Künstler der Schaufel
    Am Sonntag, nach der Arbeit, sagten sie Krist, dass er in die Brigade Kostotschkin verlegt wird, zur Verstärkung der rasch zusammenschmelzenden Goldbergwerksbrigade. Das war eine wichtige Neuigkeit. Ob gut oder schlecht, brauchte Krist nicht zu überlegen, denn die Neuigkeit war unabwendbar. Aber über Kostotschkin selbst hatte Krist viel gehört in diesem Bergwerk ohne Gerüchte, in den tauben und stummen Baracken. Wie jeder andere Häftling wusste Krist nicht, woher neue Leute in sein Leben kamen, die einen auf kurze, die anderen auf lange Zeit – doch in allen Fällen verschwanden die Leute aus Krists Leben, ohne auch nur irgendetwas über sich gesagt zu haben, sie gingen, als wären sie tot, starben, als gingen sie fort. Die Chefs, die Brigadiere, die Köche, die Kammerverwalter, die Pritschennachbarn, die Brüder an der Schubkarre, Kameraden an der Hacke …
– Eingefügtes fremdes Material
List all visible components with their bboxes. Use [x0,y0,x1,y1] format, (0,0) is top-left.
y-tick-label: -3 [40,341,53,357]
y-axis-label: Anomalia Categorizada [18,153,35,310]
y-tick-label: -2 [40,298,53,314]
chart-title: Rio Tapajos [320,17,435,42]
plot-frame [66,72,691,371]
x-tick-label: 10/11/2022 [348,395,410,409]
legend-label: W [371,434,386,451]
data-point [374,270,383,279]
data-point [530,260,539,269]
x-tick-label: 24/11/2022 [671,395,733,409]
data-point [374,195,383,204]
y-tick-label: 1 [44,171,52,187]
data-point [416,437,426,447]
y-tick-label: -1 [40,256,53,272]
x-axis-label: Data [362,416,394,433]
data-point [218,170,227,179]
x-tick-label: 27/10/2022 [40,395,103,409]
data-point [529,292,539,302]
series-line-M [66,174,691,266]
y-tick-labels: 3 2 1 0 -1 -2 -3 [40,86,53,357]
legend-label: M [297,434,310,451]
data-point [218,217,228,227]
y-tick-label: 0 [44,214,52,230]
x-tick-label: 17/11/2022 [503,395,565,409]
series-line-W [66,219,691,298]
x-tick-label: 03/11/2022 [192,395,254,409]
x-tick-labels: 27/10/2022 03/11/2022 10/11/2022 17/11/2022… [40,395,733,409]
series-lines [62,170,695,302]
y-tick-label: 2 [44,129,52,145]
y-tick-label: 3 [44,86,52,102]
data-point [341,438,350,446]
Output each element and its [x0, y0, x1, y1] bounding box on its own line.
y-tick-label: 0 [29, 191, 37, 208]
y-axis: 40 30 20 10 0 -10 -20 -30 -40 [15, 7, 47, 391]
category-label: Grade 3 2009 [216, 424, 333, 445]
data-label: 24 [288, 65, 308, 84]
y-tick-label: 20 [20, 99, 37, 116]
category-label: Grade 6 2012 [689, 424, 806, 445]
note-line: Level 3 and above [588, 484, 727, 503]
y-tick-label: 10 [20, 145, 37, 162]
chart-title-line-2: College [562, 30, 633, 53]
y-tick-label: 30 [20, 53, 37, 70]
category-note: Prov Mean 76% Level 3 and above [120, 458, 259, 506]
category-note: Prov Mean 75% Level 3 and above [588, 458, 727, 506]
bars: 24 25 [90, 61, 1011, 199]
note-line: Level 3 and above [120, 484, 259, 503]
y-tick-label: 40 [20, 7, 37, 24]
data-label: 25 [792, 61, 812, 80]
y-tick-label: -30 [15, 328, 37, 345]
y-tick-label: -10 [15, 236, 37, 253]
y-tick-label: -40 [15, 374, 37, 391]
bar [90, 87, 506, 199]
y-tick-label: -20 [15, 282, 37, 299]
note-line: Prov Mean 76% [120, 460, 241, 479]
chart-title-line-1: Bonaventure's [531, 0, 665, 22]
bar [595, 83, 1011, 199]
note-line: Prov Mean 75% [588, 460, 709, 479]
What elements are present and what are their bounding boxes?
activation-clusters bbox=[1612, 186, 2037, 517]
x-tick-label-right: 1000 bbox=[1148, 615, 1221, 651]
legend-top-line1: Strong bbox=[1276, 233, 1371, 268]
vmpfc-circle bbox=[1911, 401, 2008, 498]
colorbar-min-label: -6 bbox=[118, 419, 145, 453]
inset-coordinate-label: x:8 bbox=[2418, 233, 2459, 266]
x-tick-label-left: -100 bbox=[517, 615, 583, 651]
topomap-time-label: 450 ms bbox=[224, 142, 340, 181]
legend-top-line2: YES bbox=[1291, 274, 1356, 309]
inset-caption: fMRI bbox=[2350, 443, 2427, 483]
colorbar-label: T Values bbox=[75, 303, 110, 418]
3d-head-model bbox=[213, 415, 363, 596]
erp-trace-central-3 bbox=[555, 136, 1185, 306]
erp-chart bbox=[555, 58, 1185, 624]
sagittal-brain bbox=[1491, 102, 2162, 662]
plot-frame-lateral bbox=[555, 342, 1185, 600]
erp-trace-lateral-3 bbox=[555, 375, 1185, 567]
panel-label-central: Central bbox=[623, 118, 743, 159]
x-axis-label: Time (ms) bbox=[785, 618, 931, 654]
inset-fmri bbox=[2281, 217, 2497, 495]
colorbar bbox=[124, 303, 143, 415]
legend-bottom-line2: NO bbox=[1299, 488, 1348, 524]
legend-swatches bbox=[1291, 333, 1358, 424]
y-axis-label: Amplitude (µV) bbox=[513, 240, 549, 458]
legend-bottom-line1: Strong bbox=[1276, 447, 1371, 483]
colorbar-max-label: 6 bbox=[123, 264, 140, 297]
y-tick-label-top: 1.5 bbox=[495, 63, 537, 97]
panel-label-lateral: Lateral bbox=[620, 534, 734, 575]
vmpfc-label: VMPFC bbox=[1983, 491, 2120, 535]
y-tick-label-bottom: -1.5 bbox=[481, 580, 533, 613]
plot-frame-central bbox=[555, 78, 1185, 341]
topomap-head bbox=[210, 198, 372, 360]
    Dieses Kaleidoskop, dieses endlose Hin und Her von Gesichtern strengte Krist nicht an. Er dachte einfach nicht darüber nach. Das Leben ließ keine Zeit für solche Gedanken. »Reg dich nicht auf, denk nicht nach über die neuen Chefs, Krist. Du bist nur einer, und neue Chefs wirst du noch viele haben«, hat ein Spaßmacher und Philosoph gesagt – aber wer das gesagt hat, hatte Krist vergessen. Krist konnte sich weder an den Namen noch an das Gesicht, noch an die Stimme erinnern, die Stimme, die Krist diese wichtigen scherzhaften Sätze gesagt hat. Wichtig gerade deshalb, weil sie scherzhaft waren. Leute, die es wagten, zu scherzen, die es wagten, wenn auch tief verborgen, tief innerlich zu lächeln, dennoch zu lächeln, unverkennbar zu lächeln – solche Leute gab es, aber Krist selbst gehörte nicht zu ihnen.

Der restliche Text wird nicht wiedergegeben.